Smoothing partially baked clay with Sculpey Clay Softener or a mineral oil based based product and extra fine grit sanding pads (such as Magic Eraser) to smooth partially baked clay. The doll is coated with the softener or oil prior to sanding. The clay is very fragile at this stage so be extra cautious.

Smoothing cured clay with Acetone: To finish smoothing your doll, use a Q-tip dipped into acetone (get a hardware store). Acetone dissolves the surface of polymer clay so only use a tiny amount. Don't acetone the face because you could lose the doll's features that you worked so hard to sculpt. If you get too much acetone on the clay, it will leave a whitish layer; you have to immediately wipe it off and redo.

Monday, March 11, 2013

Another Method Of Sculpting A Hand

This tutorial demonstrates sculpting a hand by attaching separate fingers to the palm. Try them all and find what works for you.

Friday, March 8, 2013

Series Bake? Partial Bake? Spot Bake? Cure?

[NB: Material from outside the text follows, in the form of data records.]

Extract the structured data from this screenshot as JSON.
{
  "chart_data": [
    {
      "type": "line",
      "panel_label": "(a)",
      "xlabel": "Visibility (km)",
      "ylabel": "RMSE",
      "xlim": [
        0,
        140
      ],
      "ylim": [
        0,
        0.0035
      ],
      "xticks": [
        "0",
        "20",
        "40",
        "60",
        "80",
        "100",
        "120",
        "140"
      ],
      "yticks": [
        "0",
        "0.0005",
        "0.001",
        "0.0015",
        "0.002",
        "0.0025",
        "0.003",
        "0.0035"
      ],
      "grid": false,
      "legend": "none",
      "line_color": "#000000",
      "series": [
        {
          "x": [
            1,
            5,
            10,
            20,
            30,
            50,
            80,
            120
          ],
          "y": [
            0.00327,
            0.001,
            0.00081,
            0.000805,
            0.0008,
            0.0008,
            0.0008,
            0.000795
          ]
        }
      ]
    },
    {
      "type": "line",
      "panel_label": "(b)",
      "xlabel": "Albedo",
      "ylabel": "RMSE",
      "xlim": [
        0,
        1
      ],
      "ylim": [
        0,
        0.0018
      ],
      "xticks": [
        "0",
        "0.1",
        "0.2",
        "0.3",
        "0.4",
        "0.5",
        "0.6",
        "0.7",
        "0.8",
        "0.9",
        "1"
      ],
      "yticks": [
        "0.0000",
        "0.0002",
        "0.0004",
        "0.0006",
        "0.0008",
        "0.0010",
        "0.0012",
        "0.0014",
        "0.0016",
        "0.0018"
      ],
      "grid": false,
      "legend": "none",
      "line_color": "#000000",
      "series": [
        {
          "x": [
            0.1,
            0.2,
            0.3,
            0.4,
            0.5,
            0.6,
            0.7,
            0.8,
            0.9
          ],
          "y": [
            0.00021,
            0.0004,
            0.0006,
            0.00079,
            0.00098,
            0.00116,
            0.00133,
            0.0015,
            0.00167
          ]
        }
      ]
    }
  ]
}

Confused? These are terms you will see used by doll makers to describe baking their polymer clay doll as they are sculpting it. Each technique has a purpose depending on what the person is trying to accomplish. Here are our attempts at some 'not-very-technical' descriptions of these  terms:
partial baking = baking raw clay at a lower temperature then the manufacturer's directions for a short amount of time to firm-up raw clay but not cure it, so the clay is 'firmer' but remains very fragile.
Use = to begin a series baking sequence or to ready raw clay for using a craft knife to shave off clay; such as for finishing fingers, etc.
series baking =  is partial baking done more then once. Use = firming a part and then adding new raw clay parts, such as firming a torso and then adding limbs or hands, and re baking.
spot baking = is using a heat gun on a small 'spot' to partial bake only the top layer of raw clay (super heating is a special spot baking technique but using a much higher temperature). Use = make a place on a raw clay doll stable so doesn't deform when sculpting another place.
cure = is baking at the full recommended temperature for the full amount of time (per depth of clay) to harden and strengthen polymer clay. The time and temperature is written on the clay packaging and is different for different brands or type of clay. Some doll makers cure each part rather then partial bake as they use the series baking technique. Use = the final bake before the last smoothing of a cured polymer clay doll by scraping, sanding and finishing with acetone.

Saturday, March 2, 2013

Baby Head - WIP

This video is approx 30 minutes long and demonstrates each step.  Bring it up to full screen; it's great for follow along sculpting. Try it!

Making A Foil Undersculpt

When making a doll from polymer clay, it is best to keep the clay about 1/4 to 3/8 inch thick so that it bakes uniformly. To do that, you form an under-sculpt over your armature wire. The under-sculpt can be made of polymer clay, sculpting epoxy or foil. It also provides a firm surface under the soft clay as you are sculpting, helping to avoid distortion. This doll maker demonstrates making a foil under-sculpt for a baby doll's head:

About 3 Of The Liquid Polymer Clays

The three liquid polymer clays we know of are Kato Liquid Polyclay, FIMO Decorating Gel and Translucent Liquid Sculpey (often referred to as TLS).  Kato, FIMO and Sculpey liquid clays are different products and have different uses. For example, Sculpey can be used as 'glue' between layers of cured and uncured polymer clay.
Unbaked, FIMO Decorating Gel looks clear, transparent and the viscosity is thin whereas Kato and TLS are rather opaque, white and the viscosity is thick. When baked, FIMO is clear, shiny and has some flexibility. The Sculpey and Kato stay a little cloudy, have a matte finish and expand a little  while baking. Of course, the translucent quality of any liquid clay depends the thickness of the application or the type of material you add to it such as, metallic powders, paint or glitter.